Regarding the timing, the RFI refers to the amnesty period for possession of prohibited weapons (already extended once) and its expiration on October 30, 2023. However, the RFI is “neither a call for neither a request for proposals (RFP)… The RFI should not be considered a commitment to issue a subsequent solicitation or award a contract or contracts for the work described herein. Assuming the Trudeau government commits to exploring this implementation option in the private sector, the RFI describes the next steps that are expected to take place before the October deadline as an “initial commitment from the private sector.” industry through this RFI”, then a “2nd RFI”, an “invitation to qualify (ITQ), “a draft request for proposals to qualified suppliers”, the request for proposals and finally, “the award of the or contracts”. Appendix B indicates that a “mail, email and advertising campaign” is contemplated as part of the public notice process, prior to the commencement of the forfeiture period. Using only the PBO’s upper range of 518,000 guns and the maximum RFI processing rate of 1,500 guns/day, the supplier will need at least 345 days to work on the “goods flow”, excluding weekends, holidays, travel or other “downtime”. .”
Gun owners (“customers”) will not be eligible to receive a penny of the promised fair compensation until their gun has been seized, rendered unusable, “verifiers confirm eligibility of firearm” and approval has been given to make payment, as set out in Appendix B. In the event of a dispute, an “expert panel may review verification failures and special cases as required” . Even then, the RFI makes no mention of the contractor administering the compensation scheme, meaning a separate government process for handling payments, including claims for failed, misdirected, or inadequate compensation. In any case, no compensation is offered for the deprivation of the use of prohibited firearms, the use of which has been prohibited since May 2020. Owners, too, will bear the risk of loss when the wrong weapon firearm is listed or taken, the “verifiers” fail to find the qualifying firearm, or compensation approval is not given – the permanent deactivation provided at the “first point of contact” leaves the owner with a useless and worthless old firearm.

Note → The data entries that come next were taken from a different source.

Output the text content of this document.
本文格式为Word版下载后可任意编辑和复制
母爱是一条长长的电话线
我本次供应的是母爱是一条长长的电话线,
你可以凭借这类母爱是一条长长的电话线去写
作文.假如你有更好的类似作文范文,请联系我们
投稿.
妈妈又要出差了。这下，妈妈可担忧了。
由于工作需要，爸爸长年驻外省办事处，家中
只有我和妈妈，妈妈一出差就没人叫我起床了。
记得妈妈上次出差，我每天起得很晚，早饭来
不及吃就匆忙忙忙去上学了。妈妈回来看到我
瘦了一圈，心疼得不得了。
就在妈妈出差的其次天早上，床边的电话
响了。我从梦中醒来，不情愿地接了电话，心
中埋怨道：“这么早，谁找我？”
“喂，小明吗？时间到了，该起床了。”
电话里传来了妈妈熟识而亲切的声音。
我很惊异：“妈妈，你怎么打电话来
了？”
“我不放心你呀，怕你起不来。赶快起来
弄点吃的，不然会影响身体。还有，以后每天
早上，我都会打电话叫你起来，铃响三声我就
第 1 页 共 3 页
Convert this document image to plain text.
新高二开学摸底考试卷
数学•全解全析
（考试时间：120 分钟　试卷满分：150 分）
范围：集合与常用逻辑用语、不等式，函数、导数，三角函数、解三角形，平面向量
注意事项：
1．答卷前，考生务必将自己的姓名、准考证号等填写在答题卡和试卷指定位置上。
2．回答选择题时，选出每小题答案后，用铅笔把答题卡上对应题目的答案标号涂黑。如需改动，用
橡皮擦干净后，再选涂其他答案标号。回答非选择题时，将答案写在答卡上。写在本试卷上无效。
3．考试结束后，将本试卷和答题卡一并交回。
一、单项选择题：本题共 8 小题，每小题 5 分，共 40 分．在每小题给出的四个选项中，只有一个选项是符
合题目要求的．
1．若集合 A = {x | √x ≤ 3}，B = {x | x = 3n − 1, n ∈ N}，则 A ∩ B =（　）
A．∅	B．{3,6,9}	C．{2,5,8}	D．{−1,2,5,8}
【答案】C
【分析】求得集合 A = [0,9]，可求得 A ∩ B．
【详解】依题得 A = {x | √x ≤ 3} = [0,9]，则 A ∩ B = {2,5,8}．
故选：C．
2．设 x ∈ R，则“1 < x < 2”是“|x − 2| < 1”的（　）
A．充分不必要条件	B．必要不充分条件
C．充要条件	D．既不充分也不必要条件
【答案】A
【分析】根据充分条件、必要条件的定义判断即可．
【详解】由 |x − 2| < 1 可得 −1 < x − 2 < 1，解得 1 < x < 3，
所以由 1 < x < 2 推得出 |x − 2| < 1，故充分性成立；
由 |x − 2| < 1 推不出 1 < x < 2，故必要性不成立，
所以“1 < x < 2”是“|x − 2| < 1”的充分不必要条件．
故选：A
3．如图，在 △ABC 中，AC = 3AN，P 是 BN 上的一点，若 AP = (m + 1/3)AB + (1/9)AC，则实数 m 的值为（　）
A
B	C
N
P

So far, few of the proposed schemes seem functional, even on paper.
The bigger problem is why Trudeau and his government (if not vehemently just on the “assault weapon” law) seek to remove themselves as much as possible from its implementation by offloading the work to the private sector. A cynical guess is that Trudeau, who offers a famous “sunny paths”mantra to govern, is keen to put as much light as possible between him and the defining toxic moment of his gun ban and mandatory confiscation program, the shameful point where thousands of farmers, hunters, sports shooters, veterans and other responsible Canadians are forced to surrender their property for immediate destruction.